Normally the annual birthday cake run means a trip to the supermarket to grab packets of cookies and boxes of doughnuts. But this year is the year that I have embraced local food producers and it would seem churlish if I had ignored all of the great local shops selling cakes and continued to give even more money to the supermarkets. Yes, it took me a few minutes longer to get there than it would the supermarket and, yes, it cost me a few pounds more but the cakes were worth it. A few minutes and a couple of pounds is not too large a cost once a year.

Mrs Gills cakes

This year I went to Darts Farm and bought a couple of Mrs Gill’s cakes: tangy lemon drizzle cake and sticky ginger cake. Both were delicious and were very well received at work. “Ooh, posh cake” was a fairly representative reaction, but don’t forget that I probably paid only slightly more than I would for a selection of supermarket cakes. The perceived value was significantly higher than the actual difference in cost.

The ginger cake was sticky, not dry, and the lemon cake was incredibly moist and full of lemon. That’s exactly how they should be, of course, but it’s surprising how often these types of cakes turn out to be a bit disappointing.
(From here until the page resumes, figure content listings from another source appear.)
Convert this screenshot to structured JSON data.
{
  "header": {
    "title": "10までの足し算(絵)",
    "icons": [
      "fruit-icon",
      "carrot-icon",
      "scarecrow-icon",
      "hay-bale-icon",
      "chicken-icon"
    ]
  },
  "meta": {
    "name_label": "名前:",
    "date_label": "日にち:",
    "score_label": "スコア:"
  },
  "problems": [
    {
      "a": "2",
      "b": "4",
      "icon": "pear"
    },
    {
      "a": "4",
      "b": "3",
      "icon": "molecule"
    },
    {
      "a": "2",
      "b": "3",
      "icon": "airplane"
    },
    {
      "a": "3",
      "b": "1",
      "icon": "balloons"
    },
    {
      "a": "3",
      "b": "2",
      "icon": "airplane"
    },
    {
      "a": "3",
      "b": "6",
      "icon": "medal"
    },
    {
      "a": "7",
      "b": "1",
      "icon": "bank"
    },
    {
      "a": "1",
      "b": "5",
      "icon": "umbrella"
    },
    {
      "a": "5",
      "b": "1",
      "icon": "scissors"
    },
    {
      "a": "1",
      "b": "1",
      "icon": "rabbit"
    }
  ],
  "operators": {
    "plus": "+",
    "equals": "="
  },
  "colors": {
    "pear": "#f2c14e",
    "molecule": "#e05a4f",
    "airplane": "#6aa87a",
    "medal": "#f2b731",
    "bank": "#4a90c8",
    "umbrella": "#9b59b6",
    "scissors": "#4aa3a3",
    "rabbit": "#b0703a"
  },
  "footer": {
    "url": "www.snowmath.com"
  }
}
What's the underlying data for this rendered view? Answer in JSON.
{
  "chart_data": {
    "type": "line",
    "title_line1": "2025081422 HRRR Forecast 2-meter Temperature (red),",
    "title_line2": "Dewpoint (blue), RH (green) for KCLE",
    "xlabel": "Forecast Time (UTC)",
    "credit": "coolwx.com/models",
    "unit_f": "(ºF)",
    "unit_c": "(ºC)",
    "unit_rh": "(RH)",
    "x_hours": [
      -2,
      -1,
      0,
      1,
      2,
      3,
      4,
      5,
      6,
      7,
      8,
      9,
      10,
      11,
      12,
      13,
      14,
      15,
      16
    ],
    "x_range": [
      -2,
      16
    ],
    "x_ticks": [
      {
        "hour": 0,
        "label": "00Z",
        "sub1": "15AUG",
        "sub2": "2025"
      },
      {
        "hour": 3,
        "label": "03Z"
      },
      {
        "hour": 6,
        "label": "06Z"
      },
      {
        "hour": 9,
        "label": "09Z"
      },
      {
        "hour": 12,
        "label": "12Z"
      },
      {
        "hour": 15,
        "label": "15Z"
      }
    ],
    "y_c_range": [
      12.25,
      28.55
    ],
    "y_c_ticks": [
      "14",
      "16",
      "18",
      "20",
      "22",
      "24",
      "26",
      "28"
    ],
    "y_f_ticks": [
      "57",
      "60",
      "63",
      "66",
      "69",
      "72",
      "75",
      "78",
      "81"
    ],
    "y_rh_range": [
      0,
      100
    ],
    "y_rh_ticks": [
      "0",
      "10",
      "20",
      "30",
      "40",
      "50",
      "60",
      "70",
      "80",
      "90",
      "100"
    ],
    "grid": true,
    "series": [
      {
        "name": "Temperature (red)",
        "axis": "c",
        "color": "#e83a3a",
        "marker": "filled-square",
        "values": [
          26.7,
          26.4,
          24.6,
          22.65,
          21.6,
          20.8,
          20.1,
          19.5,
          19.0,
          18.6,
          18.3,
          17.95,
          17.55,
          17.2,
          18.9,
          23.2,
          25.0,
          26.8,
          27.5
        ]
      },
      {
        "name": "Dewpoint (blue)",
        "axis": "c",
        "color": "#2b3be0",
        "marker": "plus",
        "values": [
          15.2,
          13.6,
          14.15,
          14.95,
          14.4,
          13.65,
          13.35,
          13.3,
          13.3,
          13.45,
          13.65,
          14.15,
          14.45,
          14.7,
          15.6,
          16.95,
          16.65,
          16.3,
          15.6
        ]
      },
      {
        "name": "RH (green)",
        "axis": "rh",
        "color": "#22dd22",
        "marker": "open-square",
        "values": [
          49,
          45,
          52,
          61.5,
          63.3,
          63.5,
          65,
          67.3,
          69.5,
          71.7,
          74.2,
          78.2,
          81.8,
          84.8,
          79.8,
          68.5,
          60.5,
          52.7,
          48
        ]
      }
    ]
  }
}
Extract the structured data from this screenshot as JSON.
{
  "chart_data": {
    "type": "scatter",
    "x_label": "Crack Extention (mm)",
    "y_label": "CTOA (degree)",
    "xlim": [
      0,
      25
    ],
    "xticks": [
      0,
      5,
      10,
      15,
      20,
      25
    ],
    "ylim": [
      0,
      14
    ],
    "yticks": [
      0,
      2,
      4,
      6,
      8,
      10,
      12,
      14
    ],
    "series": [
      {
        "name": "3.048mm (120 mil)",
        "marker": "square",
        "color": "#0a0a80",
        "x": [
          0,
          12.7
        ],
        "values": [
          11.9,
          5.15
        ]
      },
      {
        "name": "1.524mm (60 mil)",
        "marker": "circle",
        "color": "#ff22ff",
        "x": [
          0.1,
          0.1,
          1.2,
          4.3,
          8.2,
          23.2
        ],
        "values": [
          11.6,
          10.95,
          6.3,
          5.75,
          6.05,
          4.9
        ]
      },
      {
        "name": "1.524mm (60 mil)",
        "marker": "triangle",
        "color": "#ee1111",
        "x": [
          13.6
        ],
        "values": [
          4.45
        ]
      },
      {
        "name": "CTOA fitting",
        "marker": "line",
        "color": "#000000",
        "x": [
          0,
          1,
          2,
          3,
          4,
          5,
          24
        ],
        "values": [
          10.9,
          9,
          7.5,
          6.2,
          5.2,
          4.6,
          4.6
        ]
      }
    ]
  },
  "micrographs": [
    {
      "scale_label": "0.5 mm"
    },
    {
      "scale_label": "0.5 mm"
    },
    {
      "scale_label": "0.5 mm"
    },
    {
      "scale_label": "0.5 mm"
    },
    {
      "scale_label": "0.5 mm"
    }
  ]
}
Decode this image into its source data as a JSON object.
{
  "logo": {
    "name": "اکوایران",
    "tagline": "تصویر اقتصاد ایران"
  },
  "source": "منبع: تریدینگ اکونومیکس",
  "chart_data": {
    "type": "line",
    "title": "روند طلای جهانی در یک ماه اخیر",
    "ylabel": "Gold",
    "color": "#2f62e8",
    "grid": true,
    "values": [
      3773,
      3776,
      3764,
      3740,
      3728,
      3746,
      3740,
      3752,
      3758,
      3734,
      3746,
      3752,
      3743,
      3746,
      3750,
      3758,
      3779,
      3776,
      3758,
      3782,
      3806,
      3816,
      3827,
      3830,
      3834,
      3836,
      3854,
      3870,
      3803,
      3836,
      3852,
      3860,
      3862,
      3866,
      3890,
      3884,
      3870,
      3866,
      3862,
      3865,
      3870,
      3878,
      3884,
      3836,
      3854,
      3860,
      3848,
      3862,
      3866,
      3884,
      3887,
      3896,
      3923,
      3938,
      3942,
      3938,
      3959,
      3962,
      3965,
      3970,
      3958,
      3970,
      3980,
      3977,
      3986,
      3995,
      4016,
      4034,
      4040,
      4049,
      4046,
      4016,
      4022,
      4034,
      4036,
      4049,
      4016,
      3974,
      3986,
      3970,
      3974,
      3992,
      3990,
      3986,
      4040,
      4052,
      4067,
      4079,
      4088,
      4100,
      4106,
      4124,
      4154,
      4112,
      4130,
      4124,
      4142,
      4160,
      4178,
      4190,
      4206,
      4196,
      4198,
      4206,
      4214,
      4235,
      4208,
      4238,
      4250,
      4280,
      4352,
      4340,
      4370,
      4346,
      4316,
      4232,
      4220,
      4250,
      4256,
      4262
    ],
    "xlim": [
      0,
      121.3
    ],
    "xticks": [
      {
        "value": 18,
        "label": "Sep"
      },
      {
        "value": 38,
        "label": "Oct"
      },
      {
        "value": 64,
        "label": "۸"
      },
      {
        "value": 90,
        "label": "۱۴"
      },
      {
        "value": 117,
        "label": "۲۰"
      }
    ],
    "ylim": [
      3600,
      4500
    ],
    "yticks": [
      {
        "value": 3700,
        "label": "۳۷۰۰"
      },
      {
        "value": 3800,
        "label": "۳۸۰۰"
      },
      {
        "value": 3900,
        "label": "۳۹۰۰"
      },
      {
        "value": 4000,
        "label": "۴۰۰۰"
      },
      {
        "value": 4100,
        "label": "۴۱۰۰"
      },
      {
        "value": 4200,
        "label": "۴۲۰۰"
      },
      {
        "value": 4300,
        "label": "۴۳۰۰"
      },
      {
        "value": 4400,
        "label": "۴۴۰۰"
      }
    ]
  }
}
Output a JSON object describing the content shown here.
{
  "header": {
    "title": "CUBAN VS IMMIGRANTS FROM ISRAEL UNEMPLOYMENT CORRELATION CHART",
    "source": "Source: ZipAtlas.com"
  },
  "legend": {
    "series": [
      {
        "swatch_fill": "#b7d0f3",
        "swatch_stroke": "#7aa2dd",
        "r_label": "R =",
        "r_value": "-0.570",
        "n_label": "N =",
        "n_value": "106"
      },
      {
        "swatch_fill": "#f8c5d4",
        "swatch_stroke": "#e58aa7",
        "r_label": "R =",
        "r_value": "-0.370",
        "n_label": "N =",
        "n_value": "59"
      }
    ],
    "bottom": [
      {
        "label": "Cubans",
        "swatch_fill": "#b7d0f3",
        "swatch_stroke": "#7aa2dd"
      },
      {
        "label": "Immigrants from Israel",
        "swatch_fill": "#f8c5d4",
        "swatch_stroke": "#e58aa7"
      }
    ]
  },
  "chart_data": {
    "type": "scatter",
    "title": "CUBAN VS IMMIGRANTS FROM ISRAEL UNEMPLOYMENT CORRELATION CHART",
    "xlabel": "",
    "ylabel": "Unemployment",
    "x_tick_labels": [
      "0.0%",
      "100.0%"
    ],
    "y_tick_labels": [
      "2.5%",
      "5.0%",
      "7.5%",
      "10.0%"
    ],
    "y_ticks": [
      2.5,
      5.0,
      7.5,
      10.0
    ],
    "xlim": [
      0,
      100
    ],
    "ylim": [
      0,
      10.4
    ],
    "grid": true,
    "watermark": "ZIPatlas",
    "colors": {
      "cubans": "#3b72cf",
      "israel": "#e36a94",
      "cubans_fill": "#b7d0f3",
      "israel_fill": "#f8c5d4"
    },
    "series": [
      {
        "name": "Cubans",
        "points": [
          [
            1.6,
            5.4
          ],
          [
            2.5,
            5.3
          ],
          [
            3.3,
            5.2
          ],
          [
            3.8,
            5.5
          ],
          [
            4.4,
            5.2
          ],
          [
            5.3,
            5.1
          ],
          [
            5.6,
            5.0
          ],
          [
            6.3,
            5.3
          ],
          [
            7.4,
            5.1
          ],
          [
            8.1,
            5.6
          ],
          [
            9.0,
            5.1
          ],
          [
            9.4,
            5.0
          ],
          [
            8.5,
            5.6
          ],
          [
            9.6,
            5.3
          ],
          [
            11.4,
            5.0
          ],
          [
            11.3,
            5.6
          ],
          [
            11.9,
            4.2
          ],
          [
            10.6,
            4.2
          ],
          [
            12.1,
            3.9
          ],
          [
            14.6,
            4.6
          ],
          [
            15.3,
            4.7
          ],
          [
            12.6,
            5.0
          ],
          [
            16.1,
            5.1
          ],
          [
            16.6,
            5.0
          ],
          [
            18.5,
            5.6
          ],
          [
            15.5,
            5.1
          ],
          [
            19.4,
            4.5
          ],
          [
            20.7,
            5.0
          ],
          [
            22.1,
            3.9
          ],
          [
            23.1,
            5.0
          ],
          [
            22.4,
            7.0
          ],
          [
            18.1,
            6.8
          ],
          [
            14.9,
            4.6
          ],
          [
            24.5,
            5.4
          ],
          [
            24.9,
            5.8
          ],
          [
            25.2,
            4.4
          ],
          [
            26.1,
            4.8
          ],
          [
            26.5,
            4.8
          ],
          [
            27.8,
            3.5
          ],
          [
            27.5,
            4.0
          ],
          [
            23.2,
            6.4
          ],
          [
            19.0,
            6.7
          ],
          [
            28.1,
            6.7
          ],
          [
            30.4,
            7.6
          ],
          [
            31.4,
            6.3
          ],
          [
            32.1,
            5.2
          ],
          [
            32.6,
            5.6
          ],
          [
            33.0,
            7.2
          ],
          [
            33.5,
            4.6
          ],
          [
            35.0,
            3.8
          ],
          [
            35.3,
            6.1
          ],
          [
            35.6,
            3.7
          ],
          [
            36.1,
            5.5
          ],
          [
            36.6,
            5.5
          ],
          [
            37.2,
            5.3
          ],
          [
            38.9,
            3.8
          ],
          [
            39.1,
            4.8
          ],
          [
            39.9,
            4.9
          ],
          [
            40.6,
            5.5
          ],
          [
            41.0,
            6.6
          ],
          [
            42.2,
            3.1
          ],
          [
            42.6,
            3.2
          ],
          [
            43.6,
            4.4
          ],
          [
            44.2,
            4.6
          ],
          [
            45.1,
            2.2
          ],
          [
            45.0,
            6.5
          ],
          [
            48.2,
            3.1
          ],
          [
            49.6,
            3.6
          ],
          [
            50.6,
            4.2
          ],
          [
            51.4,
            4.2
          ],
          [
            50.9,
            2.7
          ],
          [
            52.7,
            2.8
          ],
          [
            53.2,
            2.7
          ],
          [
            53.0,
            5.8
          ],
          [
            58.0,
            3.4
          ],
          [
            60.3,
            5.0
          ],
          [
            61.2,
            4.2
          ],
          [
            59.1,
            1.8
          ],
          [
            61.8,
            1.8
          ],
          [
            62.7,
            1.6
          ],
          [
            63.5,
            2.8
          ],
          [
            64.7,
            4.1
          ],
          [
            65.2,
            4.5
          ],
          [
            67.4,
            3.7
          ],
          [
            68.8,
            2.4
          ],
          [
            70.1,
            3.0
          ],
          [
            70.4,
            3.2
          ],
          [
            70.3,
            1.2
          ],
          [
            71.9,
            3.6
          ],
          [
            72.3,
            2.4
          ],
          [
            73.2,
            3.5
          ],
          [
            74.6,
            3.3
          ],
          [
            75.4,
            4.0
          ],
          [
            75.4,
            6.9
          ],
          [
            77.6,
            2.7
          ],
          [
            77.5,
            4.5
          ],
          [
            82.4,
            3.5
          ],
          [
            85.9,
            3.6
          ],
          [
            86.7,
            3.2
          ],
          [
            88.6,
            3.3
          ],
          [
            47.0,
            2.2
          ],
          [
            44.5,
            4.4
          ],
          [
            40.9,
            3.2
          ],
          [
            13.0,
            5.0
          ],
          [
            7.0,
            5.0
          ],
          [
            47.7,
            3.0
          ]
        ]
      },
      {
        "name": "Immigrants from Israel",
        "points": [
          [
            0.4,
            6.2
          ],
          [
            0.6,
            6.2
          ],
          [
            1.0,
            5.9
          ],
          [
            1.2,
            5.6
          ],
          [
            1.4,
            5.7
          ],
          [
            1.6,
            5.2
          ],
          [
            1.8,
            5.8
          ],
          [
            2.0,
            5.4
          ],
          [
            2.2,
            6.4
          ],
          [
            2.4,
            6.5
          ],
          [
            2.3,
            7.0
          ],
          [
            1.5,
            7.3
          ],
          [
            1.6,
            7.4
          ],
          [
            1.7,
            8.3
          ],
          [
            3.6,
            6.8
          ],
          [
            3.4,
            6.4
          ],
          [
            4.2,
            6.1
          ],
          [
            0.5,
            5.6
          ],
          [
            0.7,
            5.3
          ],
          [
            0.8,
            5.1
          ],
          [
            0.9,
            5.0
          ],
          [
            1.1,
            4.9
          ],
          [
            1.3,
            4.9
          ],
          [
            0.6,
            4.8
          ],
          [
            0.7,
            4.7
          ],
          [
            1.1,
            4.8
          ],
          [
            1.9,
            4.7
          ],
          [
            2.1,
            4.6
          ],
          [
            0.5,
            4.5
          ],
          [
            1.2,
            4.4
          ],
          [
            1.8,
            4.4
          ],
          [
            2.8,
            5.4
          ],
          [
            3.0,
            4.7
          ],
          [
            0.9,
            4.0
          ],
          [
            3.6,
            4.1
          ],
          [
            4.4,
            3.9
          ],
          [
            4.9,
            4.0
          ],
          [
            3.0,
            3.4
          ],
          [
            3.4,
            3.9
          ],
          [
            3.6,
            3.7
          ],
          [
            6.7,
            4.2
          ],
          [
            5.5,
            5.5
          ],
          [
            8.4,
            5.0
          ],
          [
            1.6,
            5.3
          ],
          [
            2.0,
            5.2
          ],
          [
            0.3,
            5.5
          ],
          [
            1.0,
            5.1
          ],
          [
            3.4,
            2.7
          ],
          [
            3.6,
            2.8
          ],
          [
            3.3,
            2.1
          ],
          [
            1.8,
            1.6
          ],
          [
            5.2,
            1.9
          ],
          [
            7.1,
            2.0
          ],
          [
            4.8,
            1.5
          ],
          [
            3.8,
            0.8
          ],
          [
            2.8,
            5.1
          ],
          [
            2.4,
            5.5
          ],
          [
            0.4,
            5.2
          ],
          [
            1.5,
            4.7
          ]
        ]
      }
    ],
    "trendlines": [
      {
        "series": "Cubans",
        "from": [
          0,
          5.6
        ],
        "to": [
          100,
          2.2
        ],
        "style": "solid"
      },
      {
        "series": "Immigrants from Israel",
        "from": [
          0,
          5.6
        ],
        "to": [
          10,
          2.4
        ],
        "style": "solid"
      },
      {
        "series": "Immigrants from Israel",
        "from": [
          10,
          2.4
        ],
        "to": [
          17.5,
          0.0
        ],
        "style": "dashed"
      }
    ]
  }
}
Alongside the cakes there was also a selection of Devon biscuits, from Continental Crumbs. Continental Crumbs is run by Birgit, bringing some German baking expertise to Devon since 2006. These were also very good, with a great crisp crunch to the biscuit and a lovely flavour.

Continental Crumb

Not to be outdone, I came home after work to find that Mrs RB had baked me a fantastic genoese sponge birthday cake topped with cream and raspberries. And best of all, my work colleagues didn’t get a look-in with that one. That one Mrs RB and I demolished ourselves and very nice it was too.

What I’ve discovered this birthday is that it only takes a small change to divert your hard earned money away from the supermarkets and into the hands of local suppliers. And when you do, there’s a better than average chance that your colleagues will thank you for it. A few office brownie points can’t hurt after all.


3 thoughts on “Big Cake No

  1. I love Darts Farm. We sometimes stop by there on the weekend to pick up something from the deli counter.

    My manager went to the cake show, but I have to admit, after a couple of years looking at wedding cakes for our nuptials, I am fancy-caked out. It doesn’t stop me eating them though…

    • Darts Farm is a bit too close to where I work for me to avoid it for too long. I can make myself feel virtuous if I visit Cotswolds at the same time and stare at some walking gear before going to buy beer and cake.